Die Hannas

Fragmente einer Suche, einer Selbstvergewisserung des Lebens- und Liebeszustandes ein paar Jährchen nach den ersten Aufregungen des Coming-of-Age.

Wenn Kino etwas aus unserem Leben erzählt, aus unserer Zeit, wenn es genau hinschaut, dann hat es bereits viel erreicht. Und es braucht nicht mal einen riesigen Aufwand dazu, besonders mit den heutigen Kameras und dem elektronischen Aufnahmeverfahren, vermutlich auch kein überbordendes Budget, obwohl mehrere Fernsehsender mit an Bord sind bei diesem Film von Julia C. Kaiser, die mit einem ihr großteils vertrauten Ensemble (aus ihrem früheren Film „Das Floß“) sich eine Phase im Leben vorgenommen hat, in der die ersten Liebesschmetterlinge im Bauch sich längst verflüchtigt haben, in der die Liebe eine vertraute Gewohnheit geworden ist, hier die Liebe von Anna (Anna König) und Hans (Till Butterbach); sie sind so eine Einheit, dass sie nur die Hannas genannt werden.

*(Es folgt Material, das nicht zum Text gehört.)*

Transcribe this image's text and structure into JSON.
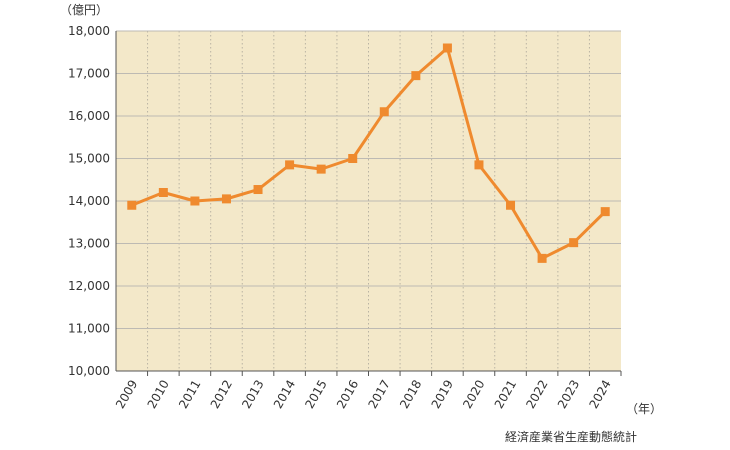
{
  "chart_data": {
    "type": "line",
    "y_unit": "（億円）",
    "x_unit": "（年）",
    "source": "経済産業省生産動態統計",
    "categories": [
      "2009",
      "2010",
      "2011",
      "2012",
      "2013",
      "2014",
      "2015",
      "2016",
      "2017",
      "2018",
      "2019",
      "2020",
      "2021",
      "2022",
      "2023",
      "2024"
    ],
    "series": [
      {
        "color": "#ef8a2e",
        "values": [
          13900,
          14200,
          14000,
          14050,
          14270,
          14850,
          14750,
          15000,
          16100,
          16950,
          17600,
          14850,
          13900,
          12650,
          13020,
          13750
        ]
      }
    ],
    "ylim": [
      10000,
      18000
    ],
    "yticks": [
      {
        "value": 10000,
        "label": "10,000"
      },
      {
        "value": 11000,
        "label": "11,000"
      },
      {
        "value": 12000,
        "label": "12,000"
      },
      {
        "value": 13000,
        "label": "13,000"
      },
      {
        "value": 14000,
        "label": "14,000"
      },
      {
        "value": 15000,
        "label": "15,000"
      },
      {
        "value": 16000,
        "label": "16,000"
      },
      {
        "value": 17000,
        "label": "17,000"
      },
      {
        "value": 18000,
        "label": "18,000"
      }
    ],
    "grid": true,
    "background": "#f3e8c9"
  }
}
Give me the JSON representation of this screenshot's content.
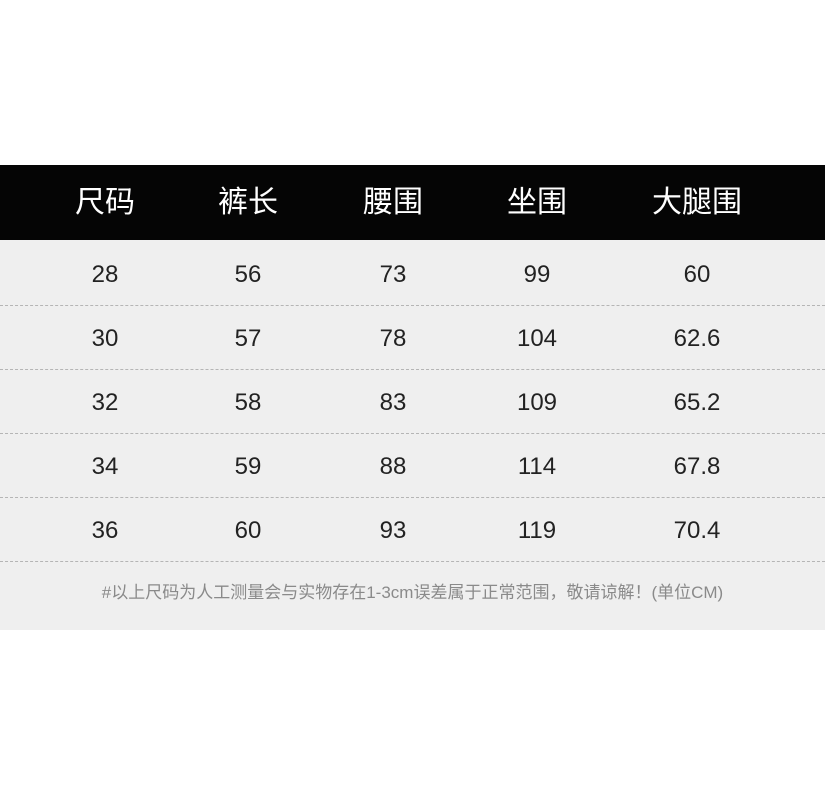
{
  "table": {
    "headers": [
      "尺码",
      "裤长",
      "腰围",
      "坐围",
      "大腿围"
    ],
    "rows": [
      [
        "28",
        "56",
        "73",
        "99",
        "60"
      ],
      [
        "30",
        "57",
        "78",
        "104",
        "62.6"
      ],
      [
        "32",
        "58",
        "83",
        "109",
        "65.2"
      ],
      [
        "34",
        "59",
        "88",
        "114",
        "67.8"
      ],
      [
        "36",
        "60",
        "93",
        "119",
        "70.4"
      ]
    ]
  },
  "note": "#以上尺码为人工测量会与实物存在1-3cm误差属于正常范围，敬请谅解！(单位CM)"
}
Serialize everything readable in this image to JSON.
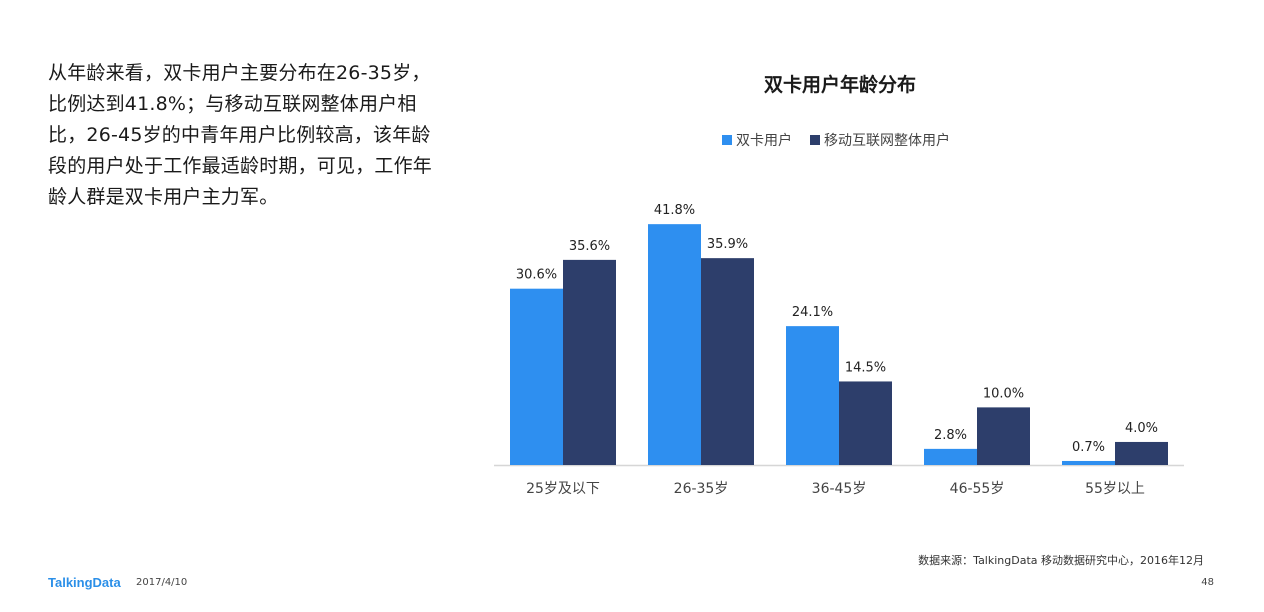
{
  "intro_text": "从年龄来看，双卡用户主要分布在26-35岁，比例达到41.8%；与移动互联网整体用户相比，26-45岁的中青年用户比例较高，该年龄段的用户处于工作最适龄时期，可见，工作年龄人群是双卡用户主力军。",
  "footer": {
    "source": "数据来源：TalkingData 移动数据研究中心，2016年12月",
    "logo": "TalkingData",
    "date": "2017/4/10",
    "page": "48"
  },
  "colors": {
    "series_a": "#2e8ff0",
    "series_b": "#2d3e6b",
    "axis": "#d6d6d6"
  },
  "chart_data": {
    "type": "bar",
    "title": "双卡用户年龄分布",
    "categories": [
      "25岁及以下",
      "26-35岁",
      "36-45岁",
      "46-55岁",
      "55岁以上"
    ],
    "series": [
      {
        "name": "双卡用户",
        "values": [
          30.6,
          41.8,
          24.1,
          2.8,
          0.7
        ]
      },
      {
        "name": "移动互联网整体用户",
        "values": [
          35.6,
          35.9,
          14.5,
          10.0,
          4.0
        ]
      }
    ],
    "data_labels": [
      [
        "30.6%",
        "41.8%",
        "24.1%",
        "2.8%",
        "0.7%"
      ],
      [
        "35.6%",
        "35.9%",
        "14.5%",
        "10.0%",
        "4.0%"
      ]
    ],
    "ylim": [
      0,
      42
    ],
    "grid": false,
    "legend_position": "top"
  }
}
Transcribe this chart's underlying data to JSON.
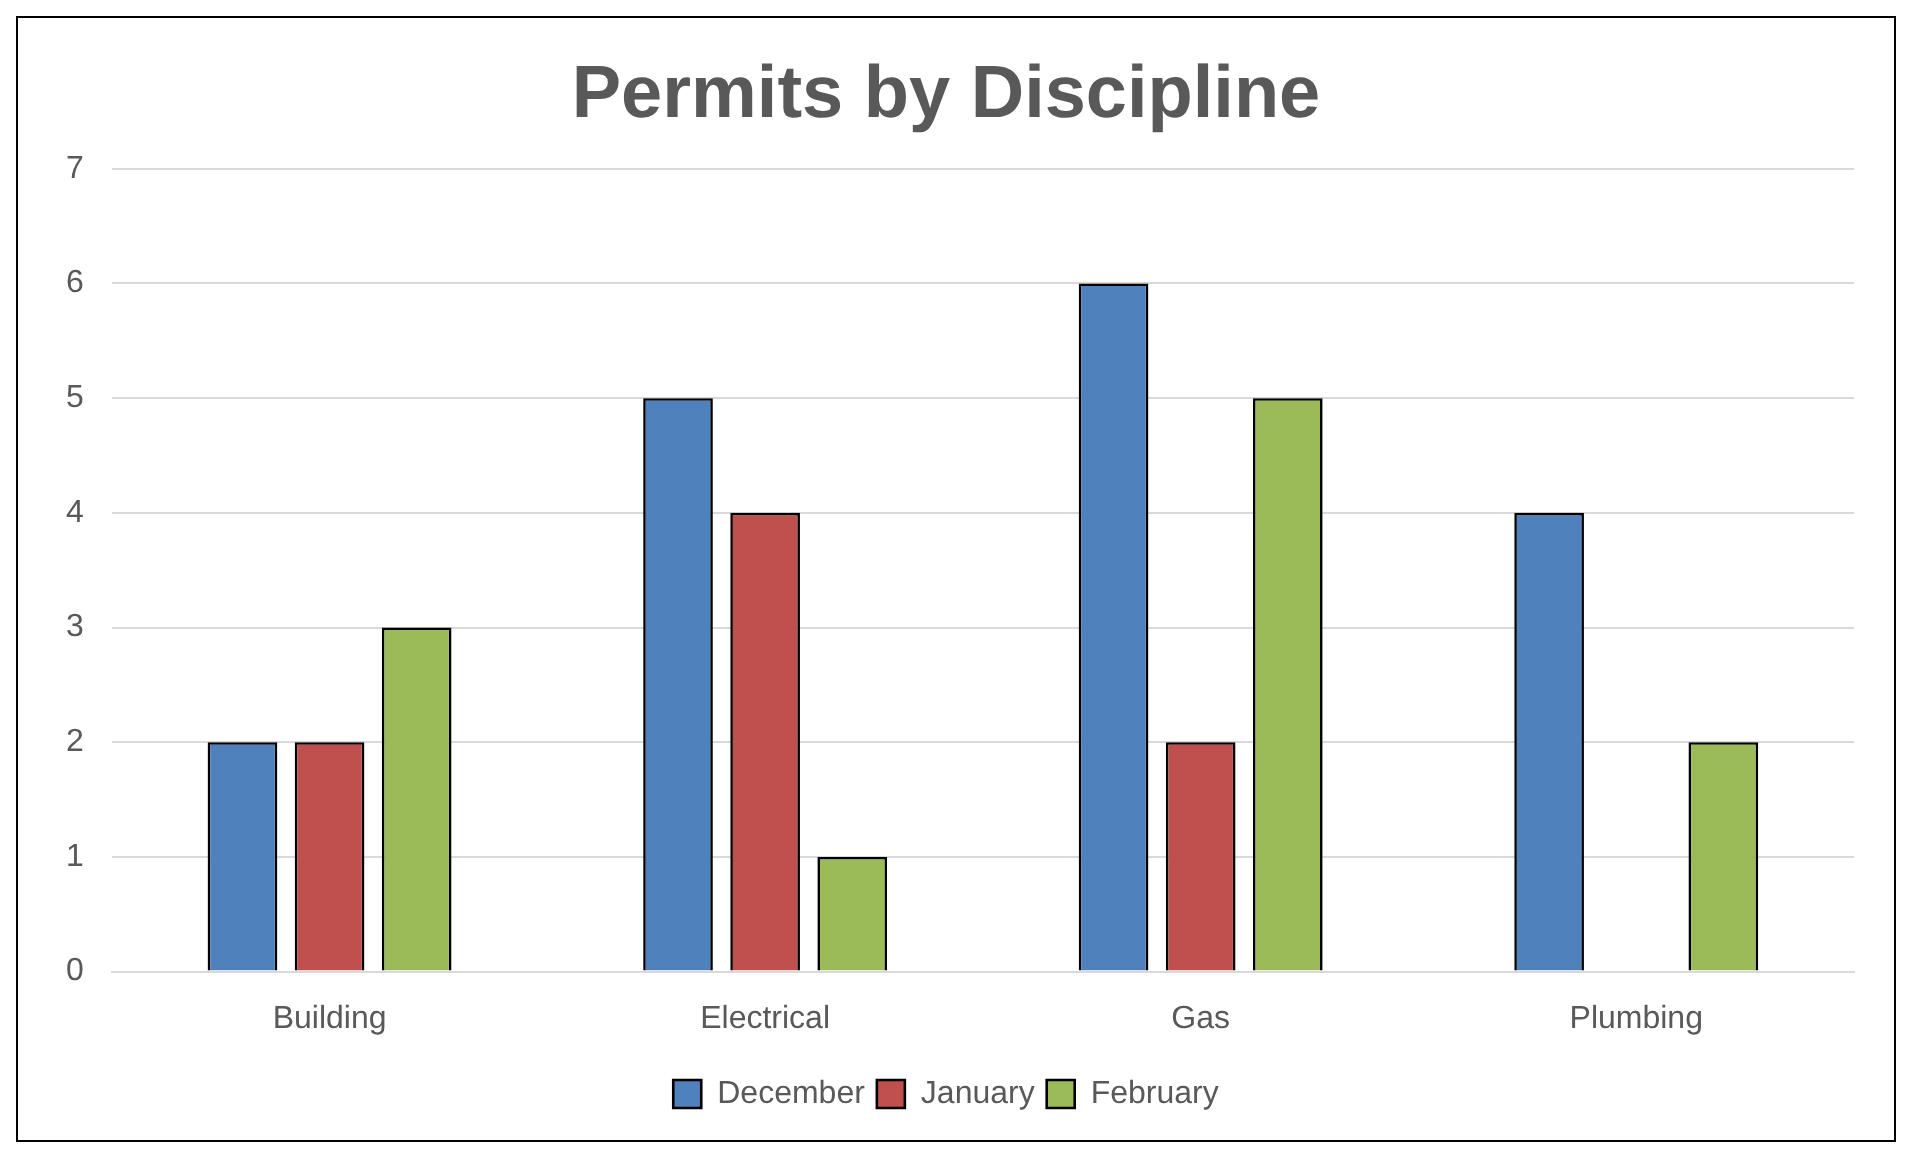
{
  "chart_data": {
    "type": "bar",
    "title": "Permits by Discipline",
    "categories": [
      "Building",
      "Electrical",
      "Gas",
      "Plumbing"
    ],
    "series": [
      {
        "name": "December",
        "color": "#4f81bd",
        "values": [
          2,
          5,
          6,
          4
        ]
      },
      {
        "name": "January",
        "color": "#c0504d",
        "values": [
          2,
          4,
          2,
          0
        ]
      },
      {
        "name": "February",
        "color": "#9bbb59",
        "values": [
          3,
          1,
          5,
          2
        ]
      }
    ],
    "ylim": [
      0,
      7
    ],
    "yticks": [
      0,
      1,
      2,
      3,
      4,
      5,
      6,
      7
    ],
    "grid": "y",
    "legend": "bottom"
  }
}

Im Unbewussten rumort die Frage bei Beiden, ob es das denn schon gewesen sei im Leben.

Durch ihren Job als Masseurin kommt Anna in Kontakt mit den Schwestern Nico (Ines Maria Westernströer) und Kim (Julia Becker). Deren Extrovertiertheit und Aufgedrehtheit fängt bald an, das ruhige Fahrwasser der Beziehung der Hannas gehörig aufzuwirbeln und in Frage zu stellen.

Julia C. Kaiser inszeniert das mit einfachsten Mitteln, kein Wert wird auf komplizierte Beleuchtung oder Ausstattung gelegt, sie interessiert, was mit den Menschen vor sich geht, sie lässt sie viel improvisieren. Es geht ihnen recht natürlich von den Lippen.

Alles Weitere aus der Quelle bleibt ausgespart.